C'est pourquoi il faut aller droit aux manuscrits et aux cahiers de prison du marquis pour découvrir, au passage, qu'une main policière a tracé ce qui suit sur une des couvertures : «Ces notes sont de la main de l'infâme marquis de Sade. » L'émotion qui vous saisit là n'a rien de religieux, on s'en doute. Vous vérifiez, une fois de plus, que Sade était un lecteur et un annotateur avide (Voltaire, d'Alembert), un amateur d'histoire, curieux de toutes les coutumes et de tous les pays (la Russie, l'Egypte).

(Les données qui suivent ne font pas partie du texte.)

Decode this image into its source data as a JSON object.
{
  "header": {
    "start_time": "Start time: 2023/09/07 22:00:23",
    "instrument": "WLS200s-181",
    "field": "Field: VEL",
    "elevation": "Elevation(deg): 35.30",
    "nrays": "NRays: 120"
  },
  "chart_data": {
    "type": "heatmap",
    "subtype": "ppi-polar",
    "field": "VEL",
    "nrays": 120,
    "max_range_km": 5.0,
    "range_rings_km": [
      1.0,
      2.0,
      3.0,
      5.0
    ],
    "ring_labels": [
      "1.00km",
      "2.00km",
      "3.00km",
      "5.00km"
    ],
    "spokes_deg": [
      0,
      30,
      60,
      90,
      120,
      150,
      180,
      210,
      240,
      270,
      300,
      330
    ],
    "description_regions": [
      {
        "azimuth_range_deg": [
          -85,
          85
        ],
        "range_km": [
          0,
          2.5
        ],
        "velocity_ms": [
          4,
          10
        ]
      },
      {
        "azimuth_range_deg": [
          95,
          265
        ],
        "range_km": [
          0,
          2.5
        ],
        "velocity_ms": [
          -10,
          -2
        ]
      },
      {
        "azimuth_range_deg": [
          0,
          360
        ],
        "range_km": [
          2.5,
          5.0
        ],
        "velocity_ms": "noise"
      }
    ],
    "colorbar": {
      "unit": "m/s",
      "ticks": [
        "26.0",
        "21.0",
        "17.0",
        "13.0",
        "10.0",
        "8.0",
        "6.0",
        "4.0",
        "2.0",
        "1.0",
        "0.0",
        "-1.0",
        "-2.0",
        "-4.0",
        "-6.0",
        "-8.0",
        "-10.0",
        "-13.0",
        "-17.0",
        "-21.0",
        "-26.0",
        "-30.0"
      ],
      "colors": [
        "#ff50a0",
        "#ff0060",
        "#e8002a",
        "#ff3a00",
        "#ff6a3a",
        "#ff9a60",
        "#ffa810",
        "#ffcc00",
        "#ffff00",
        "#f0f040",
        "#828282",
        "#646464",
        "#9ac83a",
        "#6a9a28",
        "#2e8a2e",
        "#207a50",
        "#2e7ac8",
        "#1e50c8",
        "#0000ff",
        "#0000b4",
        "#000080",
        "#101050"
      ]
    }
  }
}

Vous voyez naître sa grande idée des deux sœurs : « L'une, très libertine, vit dans le bonheur, dans l'abondance et la prospérité; l'autre, extrêmement sage, tombe dans mille panneaux qui finissent par entraîner sa perte. » Implacable démonstration du renversement qui ne peut que nous indigner (mais aussi nous faire rire d'un drôle de rire) : la bienfaisance est punie, la pitié sanctionnée, la prudence châtiée, l'amour du vrai ridiculisé, la vertu persécutée, le vice récompensé; Sade va jusqu'à dire que le temps justifie tous les crimes, que la Nature opère dans ce sens, et il ose même déclarer, avec une incroyable désinvolture : « J'imite la main de la Providence ». Des remords ? Mais non : « Le remords, en vous déchirant, ne raccommoderait pas le mal que vous avez fait aux autres, et vous en ferait beaucoup à vous-même. » On se souvient ici de la devise de Juliette : « Le passé m'encourage, le présent m'électrise, je crains peu l'avenir. » C'est entendu, cette philosophie radicale déplaira. Mais « est-ce bien la peine de chercher à plaire à ceux qui ne s'occupent jamais qu'à déplaire aux autres ». La belle écriture noire continue, elle ébauche des récits courts ou longs, gais ou sombres («les Inconvénients de la pitié », « la Force du sang »), elle fait vivre le « taquinisme » d'une façon oubliée, chez ce personnage « d'un libertinage effréné, d'un taquinisme et d'une méchanceté sans exemple». Tout à coup une phrase étrange : « Les femmes sont comme le crocodile, elles flattent quand elles veulent mordre. » Sade a son cahier de « phrases refaites », un autre de «reparties plaisantes et paroles remarquables ». Bref, il n'arrête pas.

Entraînement constant, fouilles dans la langue elle-même à travers des listes d'antonymes et de synonymes, ouverture répétée vers la prolifération. Je trouve particulièrement révélatrice cette liste effervescente : «faveurs, attraits, traits, beauté, désir, plaisirs, volupté, touchants appas, divins, doux, amours, sentiments, soupirs, naître, grâces, dieu-dieux, déesse, tendresse, odeurs, feux, flammes, âme, cœurs, penchants, rose, fleurs, tendrement, ardemment, joies, délices, candeur, naïveté, œil, yeux, bouche, trône, empire, fers-chaînes», après quoi deux mots barrés : « captiver, soupirer ». Et ça reprend, comme une fugue : «illusions, prestige, rigueurs, choix, foi, idéal, souvenir, promesse, fête, bonheur, malheur, inspirer, respirer, désirer, souhaiter, jouissance ». Sade est au clavecin, il improvise, il fait monter les mots, il compose, en vrai musicien baroque (c'est un génie baroque), une Suite française, à la Bach. Quel charme, quelle fraîcheur.